Entering Kulusuk, we find the town a sort of loosely knit collection of small, colourful (some faded) houses. Crushed beer cans were strewn casually about, remnants of a winter still in the process of fully passing. Shopping for a snack in the local everything-shop, Pilersuisoq, we encountered the mighty Einar, an Icelandic mountaineer that often guides climbers on expeditions in Greenland. He was shopping for a cartful of cheese, stocking up for a two and a half week excursion to seek out virgin peaks around the Knud Rasmussen glacier. He tells us that when he is done guiding the group he will return to the peaks of Greenland for his honeymoon.
Finding Georg Utuaq
Preparing for the trip, I rang up Jóhann Brandsson, an Icelander who runs the Kulusuk souvenir shop with his wife Guðrún. They’ve lived there for ten years. Upon hearing my travel plans, Jóhann gave some basic advice. “Just go to Georg Utuaq. He’ll arrange for you to take a boat trip to the glacier. If you give him a bit more money, and the conditions are right, he might take you to Ammassalik. Don’t worry about finding him. That won’t be a problem”
And it wasn’t. Stepping out of Pilersuisoq, I used my broken Danish to ask a local where to find Georg. “Over there,” he said and pointed to a house thirty metres in the distance. There stood Georg, amidst piles of wet sleigh-dogs, caring for a grounded boat of his. We told him we’d like to go on a boat trip. That wasn’t complicated at all. “Go to the hotel pier,” he said. “Either me or my son will be there in an hour to pick you up.”
Basking in Tasiilaq
After walking around the town for a while, wondering how the inhabitants of those small houses spent their days, we made our way to the pier. Georg’s 21-year-old son Justus welcomed us aboard his small speedboat before wordlessly racing off towards the unnamed island that hosts the Apusiajaak glacier. He deftly swerved between the icebergs, stopping for the occasional photo op. By the glacier, all fell silent, and we revelled in it.
We stopped by in Kulusuk on our way to Ammassaalik, where we picked up Justus’ 19-year-old girlfriend, Saalannguaq, and her friend. The trip was smooth and beautiful, and we barely believed our eyes when our boat docked at the town of Tasiilaq. Tasiilaq is East Greenland’s largest township (and first Danish colony), and looked positively gorgeous in the 7 PM sunlight. Basically a larger, better maintained version of Kulusuk, Tasiilaq used what little flatland it has for a football field and thus its houses are scattered all over the hillside. We spent two hours in town, walking around, talking to the locals and just plain basking in its quaintness. This trip had a lot of basking in it.

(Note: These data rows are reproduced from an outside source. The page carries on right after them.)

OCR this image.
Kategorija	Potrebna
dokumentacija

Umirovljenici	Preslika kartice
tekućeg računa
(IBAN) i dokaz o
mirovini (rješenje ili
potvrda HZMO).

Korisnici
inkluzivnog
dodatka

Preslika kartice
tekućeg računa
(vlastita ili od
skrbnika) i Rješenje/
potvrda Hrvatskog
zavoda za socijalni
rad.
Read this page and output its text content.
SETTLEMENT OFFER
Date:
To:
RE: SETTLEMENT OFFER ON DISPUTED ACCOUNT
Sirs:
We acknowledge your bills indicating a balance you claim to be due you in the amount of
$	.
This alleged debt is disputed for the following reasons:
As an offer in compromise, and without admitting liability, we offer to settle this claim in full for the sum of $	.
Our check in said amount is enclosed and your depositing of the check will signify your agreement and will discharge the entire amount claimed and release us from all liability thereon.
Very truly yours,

On our way back to Kulusuk, as we passed through the outsea fog, Justus and Saalannguaq pulled out their ultra modern cell-phones to show us a slide show of their life in Kulusuk. Their eighteen-month-old daughter featured prominently in the pictures, as did various scenes from their home life. They depict a happy life, full of love and laughter, one that honours their roots yet is firmly footed in the present. They told us about their life, about Saalannguaq’s growing up in Tasiilaq and Justus’ job at the Kulusuk airport. And how they spend their days.
When we returned to Kulusuk, we immediately got on a jeep driven by our fabulous hotel manager Lassi. He took us to the top of a mountain, where the U.S. Army used to monitor the Cold War through their radars. The sun was setting, and it was breathtaking. We drove silently back to the hotel, where our friend the arctic fox was rooting through some trash, looking for nourishment. We talked to him for a bit before heading to bed. Tomorrow would bring more adventures. We were beat, and awe-struck.